The 40-year political roller coaster ride characterizing official relations between the United States and Cuba may be leveling out.
Recent events, most notably Cuba’s admittance into the World Trade Organization, indicate that times may be changing on the Communist-led island that is both our neighbor and a stranger.
Cuba today is eager to initiate American business partnerships, especially in one of its more accomplished areas , biotechnology. Its Center for Genetic Engineering and Biotechnology has recently received visits from major biotech companies such as Monsanto and SmithKline Beecham, and is in the process of receiving authorization from the World Health Organization.
Thanks to San Diego’s leadership in the biotech industry and a new educational exchange program pioneered by SDSU, our community stands poised among the first U.S. regions likely to benefit from the current political and economic warming trend in Cuba.
Should trade resume between Cuba and the United States, Cubans will no doubt rush to sell us the products of their promising medical and biotech industries. Their hope is that innovations, such as new hepatitis drugs, surgical glue and artificial skin, will replace sugar as their major export and expand their role in the global economic market.

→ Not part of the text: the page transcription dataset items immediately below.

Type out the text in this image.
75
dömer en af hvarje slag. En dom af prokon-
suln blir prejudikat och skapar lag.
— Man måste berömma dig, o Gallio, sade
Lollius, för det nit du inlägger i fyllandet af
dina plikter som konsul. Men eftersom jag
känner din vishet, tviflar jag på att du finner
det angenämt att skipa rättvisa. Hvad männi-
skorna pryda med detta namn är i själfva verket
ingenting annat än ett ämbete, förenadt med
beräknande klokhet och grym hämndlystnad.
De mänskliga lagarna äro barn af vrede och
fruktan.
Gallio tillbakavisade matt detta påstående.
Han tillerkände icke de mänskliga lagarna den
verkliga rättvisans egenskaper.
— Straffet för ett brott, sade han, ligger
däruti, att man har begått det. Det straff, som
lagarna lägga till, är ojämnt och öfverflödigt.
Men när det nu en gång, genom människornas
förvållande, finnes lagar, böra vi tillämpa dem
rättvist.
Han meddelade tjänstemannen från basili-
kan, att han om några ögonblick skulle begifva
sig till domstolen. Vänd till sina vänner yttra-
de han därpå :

But Cuba has little knowledge about FDA regulations or product marketing, areas where San Diego is particularly strong.
– Potential For
Forming Alliances
As home to the nation’s third-largest concentration of biotech firms, San Diego is an obvious potential partner for medical and pharmaceutical alliances with Cuban counterparts.
SDSU is capitalizing on Cuba’s changing economic environment by pioneering our nation’s first comprehensive educational exchange program, partnering with Cuba’s largest university, the University of Havana. More than a dozen U.S. universities have sent students to Cuba since a 1995 agreement between the two countries allowed exchange programs; however, those programs lasted only a few weeks. SDSU’s exchange program, administered through our Center for International Business and Education Research, will be much more intensive, permitting students to study Cuban culture, language and business practices for an entire semester or even a full year.
SDSU plans to initiate the exchange program by sending the first two students to Cuba this fall, increasing that number by spring 2001. University of Havana students may in turn come to SDSU as early as fall 2001.
– Building Bridges
In Biotech Industry
This integration of San Diego students into Cuban life will also help build bridges between our biotech industry and theirs, opening doors for biomed professionals who have long wanted to travel to Cuba but were prohibited by U.S. restrictions.
Now these industry experts will be able to visit Cuba for purposes of academic research as an extension of SDSU’s exchange program. Representatives of the Center for International Business and Education Research are also finalizing plans for the Conference on Globalization and Public Administration, co-sponsored by the University of Havana and its International Institute for Economics.
The conference is tentatively scheduled to be held in Havana this May.
The first group of biotech experts, both local and international, plans to travel to Cuba this spring under the direction of Stephen Dahms, SDSU professor of chemistry and executive director of CSUPERB, the biotechnology program of the California state university system.
This group will evaluate Cuba’s current research production capacities, as well as capabilities to generate new potential biotechnology products.
Because Cuba has devoted many resources to its education system, Cubans have the necessary intellectual capital U.S. biotech experts need in order to exchange methods and strategies.
– Several Biotech
Links Possible
Possible linkages with San Diego’s biotech community include shared research; development of medicines and medical technologies; and marketing or even testing of American-made products within Cuba.
Cuba today is experiencing social, political and economic changes not seen for more than four decades. It makes good sense to begin building relationships with our Cuban neighbors sooner rather than later.
If the long-standing economic blockade between Cuba and the United States ends, San Diego businesses and universities must be proactive in developing working relationships; otherwise we’ll find ourselves at the back of the line, scrambling to catch up.
Weber is the president of SDSU. Weber recently traveled to Cuba with other SDSU officials for the signing agreement finalizing the exchange program between SDSU and the University of Havana.